Sa patience d'ange n'en finit plus de regonfler les pneus mille et une fois dégonflés, la selle déréglée, la chaîne sautée et les freins malencontreusement dévissés. Bizarrement, les incidents survenaient tout aussi fréquemment pendant mes absences. Il n'était pas question d'émettre le moindre doute sur l'origine des mésaventures de mon pauvre engin. J'avais fini par comprendre qu'elles enviaient surtout la tendre complicité qui nous unissait, papa et moi. Il suffisait d'observer leur satisfaction lorsqu'il me grondait ou me punissait. C'était rare, certainement trop à leur goût
Avec le vélo, elles perdirent leur temps malgré les sévices qu'elles lui firent subir. Il n'avait pas été conçu pour porter le poids d'un adulte ce qui ne les empêcha pas de s'y jucher toutes les deux. Les deux roues voilées, le pédalier cassé et le cadre tordu, mon père constata le décès avec les condoléances d'usage : « Ne pleure pas... Je t'en achèterai un autre quand tu sauras en prendre soin ! » C'était simple et juste : il suffisait d'attendre que mes tortionnaires évacuent les lieux définitivement.
L'oubli n'en eut pas la patience : on ne m'a jamais remplacé le vélo...
* * * * *
« Eh bien, tu cherches ! »
- Mais je t'assure, maman, je l'avais rangé dans l'armoire...
- Un petit chemisier tout neuf que tu n'as pas encore eu le temps de mettre et déjà perdu ! débrouille-toi, Esther, retrouve-le !
- Mais j'ai cherché partout et pas seulement dans ma chambre !
- Recommence, alors : c'était ton cadeau d'anniversaire et on ne retrouve même pas son emballage.
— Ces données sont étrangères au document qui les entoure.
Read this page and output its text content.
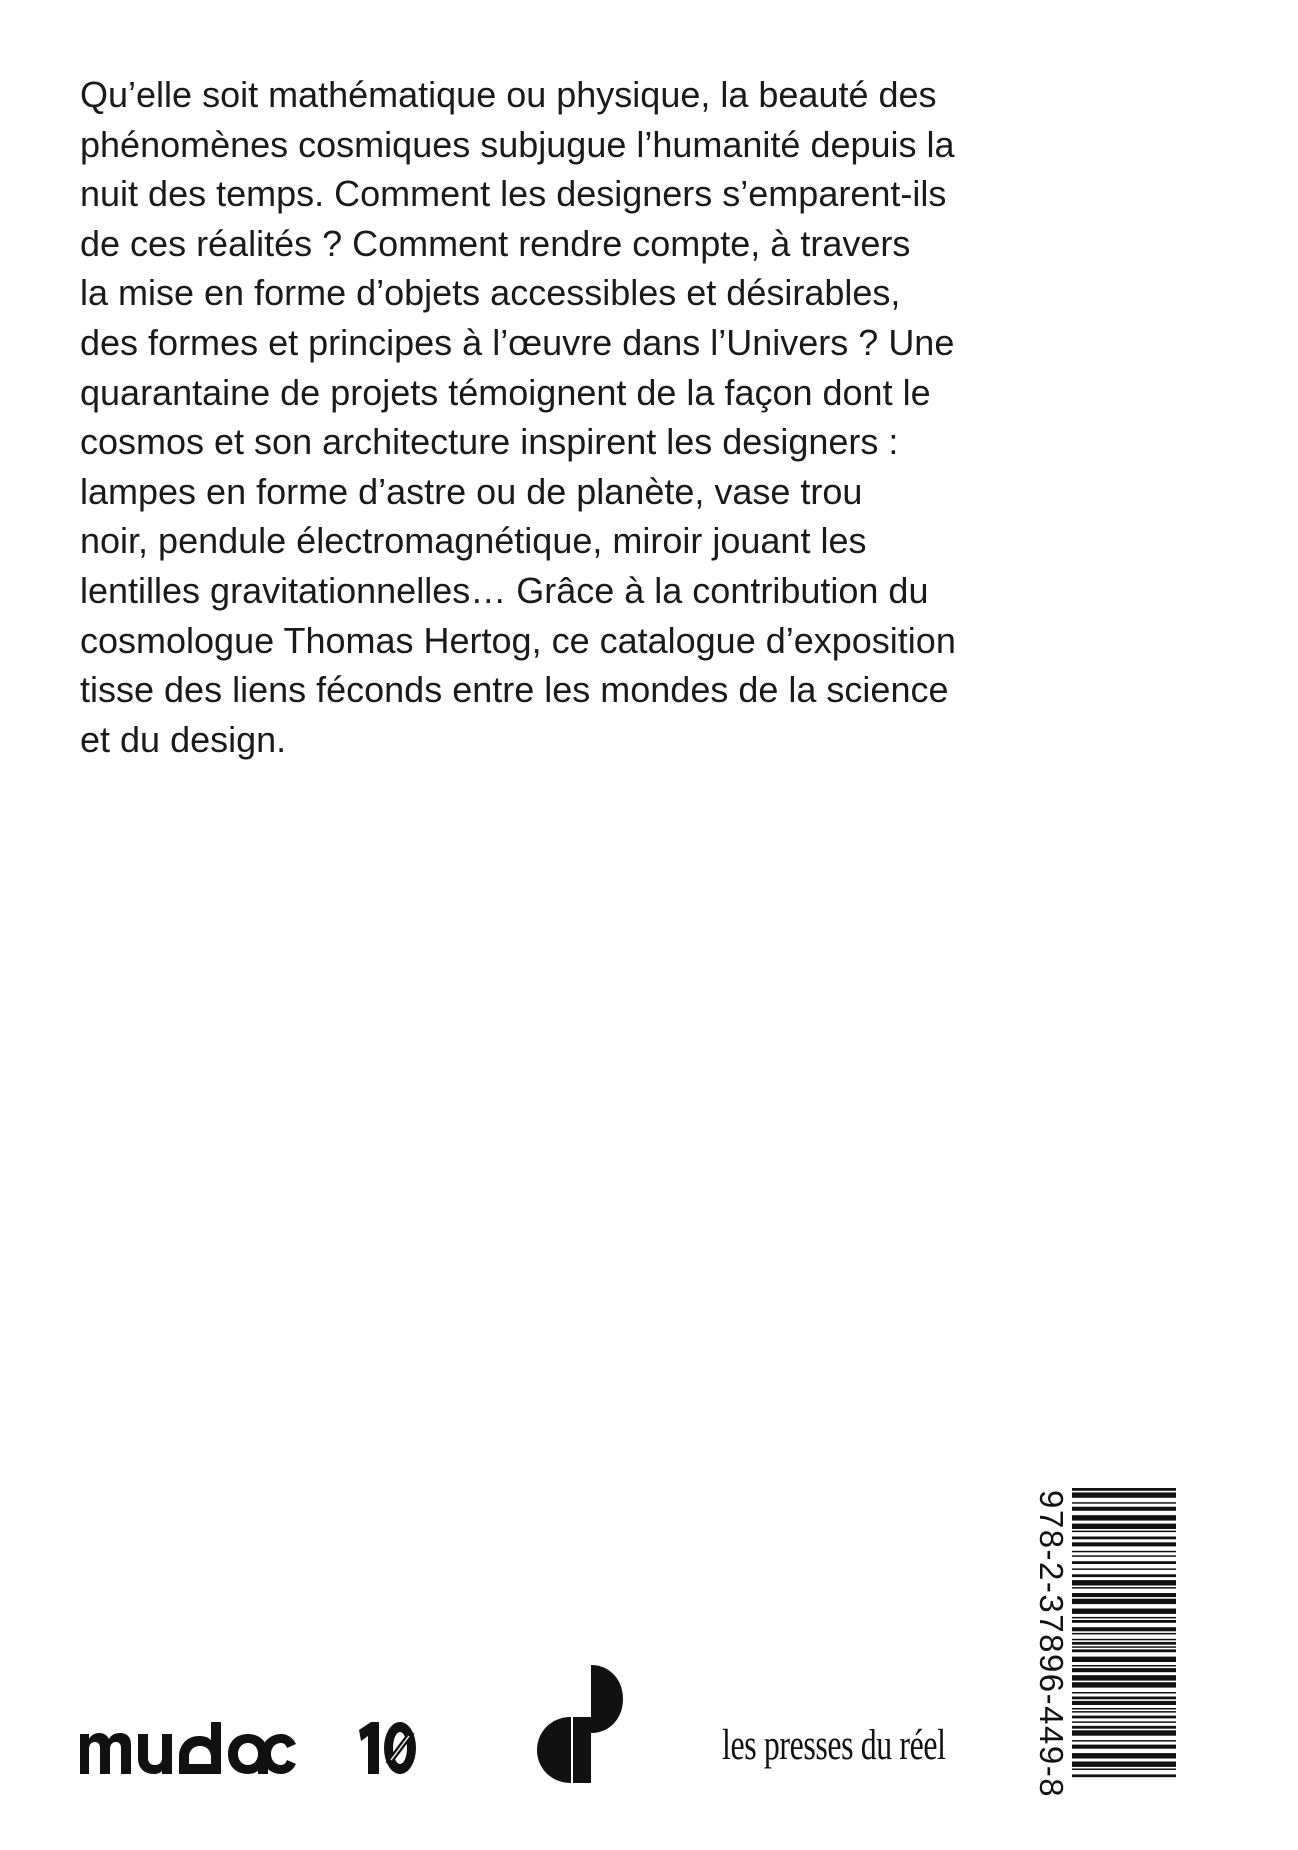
Qu’elle soit mathématique ou physique, la beauté des
phénomènes cosmiques subjugue l’humanité depuis la
nuit des temps. Comment les designers s’emparent-ils
de ces réalités ? Comment rendre compte, à travers
la mise en forme d’objets accessibles et désirables,
des formes et principes à l’œuvre dans l’Univers ? Une
quarantaine de projets témoignent de la façon dont le
cosmos et son architecture inspirent les designers :
lampes en forme d’astre ou de planète, vase trou
noir, pendule électromagnétique, miroir jouant les
lentilles gravitationnelles… Grâce à la contribution du
cosmologue Thomas Hertog, ce catalogue d’exposition
tisse des liens féconds entre les mondes de la science
et du design.

les presses du réel	978-2-37896-449-8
Les deux sont donc restés ensemble...
Le chemisier fut le premier d'une longue liste de disparitions dont l'énigme ne trouva sa solution qu'au bout de plusieurs mois. La source des achats au supermarché tarie, mes tantes s'étaient mises à voler avec une discrétion qui dénotait un véritable savoir-faire.
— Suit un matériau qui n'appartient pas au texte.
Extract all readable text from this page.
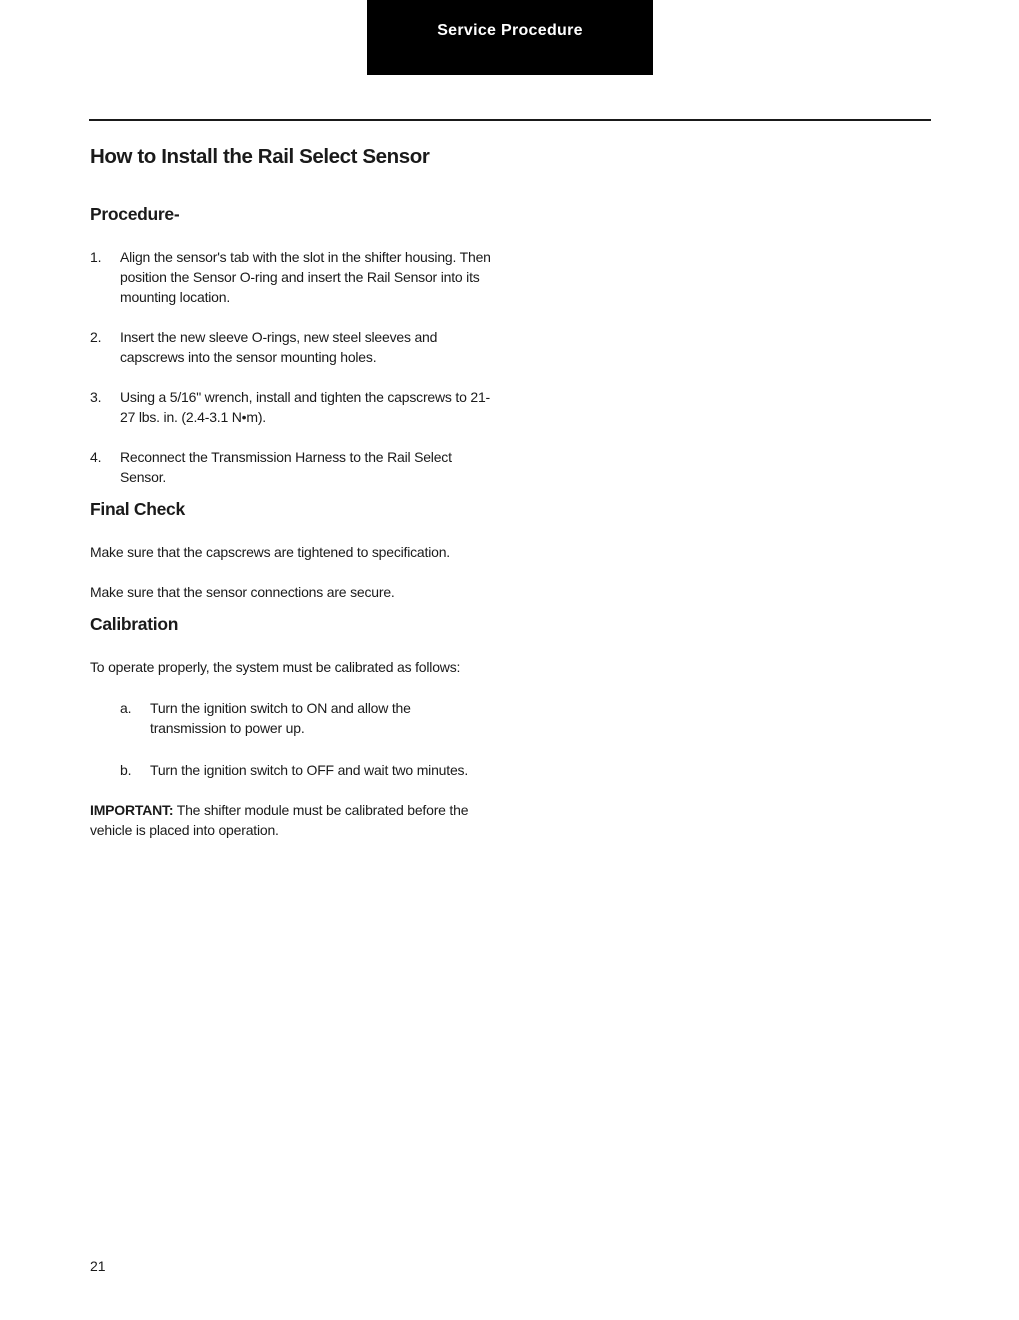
Service Procedure
How to Install the Rail Select Sensor
Procedure-
1.	Align the sensor's tab with the slot in the shifter housing. Then position the Sensor O-ring and insert the Rail Sensor into its mounting location.
2.	Insert the new sleeve O-rings, new steel sleeves and capscrews into the sensor mounting holes.
3.	Using a 5/16" wrench, install and tighten the capscrews to 21-27 lbs. in. (2.4-3.1 N•m).
4.	Reconnect the Transmission Harness to the Rail Select Sensor.
Final Check
Make sure that the capscrews are tightened to specification.
Make sure that the sensor connections are secure.
Calibration
To operate properly, the system must be calibrated as follows:
a.	Turn the ignition switch to ON and allow the transmission to power up.
b.	Turn the ignition switch to OFF and wait two minutes.
IMPORTANT: The shifter module must be calibrated before the vehicle is placed into operation.
21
Lorsque mes parents émirent leurs premiers doutes, elles poussèrent de hauts cris, exigèrent une fouille minutieuse de leur chambre qui, évidemment, s'avéra infructueuse : Christiane revendait rapidement les produits de leurs larcins, au lycée ou dans la rue...
Échaudés par l'esclandre de l'inspection de leur chambre, papa et – surtout – maman se contentèrent de mieux protéger leurs biens de valeur. Pire, ils doutaient de mes accusations à peine suggérées. Nka-Nka était moins naïve. Elle m'écoutait plus volontiers tout en m'enjoignant de rester prudente pour ne pas m'attirer les foudres des deux voleuses.
Lorsque mes parents s'absentaient, passer la journée avec ma grand-mère devenait un vrai bonheur et un immense soulagement. Souvent, elle m'emmenait sur le marché où j'étais censée l'aider à vendre son poisson séché derrière la planche posée sur deux tréteaux qui lui servait d'étal.
Je compris vite que présenter sa petite-fille à ses amies et connaissances la remplissait de fierté. Entrer dans son jeu était un devoir dont je m'acquittais de plus en plus volontiers même si ma conversation se limitait au minimum : « Mboté, Esther... Kolélé ? » (Bonjour, Esther... Ça va ?) Ce qui n'appelait que la traditionnelle réponse convenue : « éé... » (ça va...) Ma bien modeste prestation la ravissait et j'en étais heureuse pour elle. Pour peu que la vente de poisson ait bien marché, elle me glissait mille ou deux mille francs CFA dans la poche : « Tu as bien travaillé... C'est pour toi ! »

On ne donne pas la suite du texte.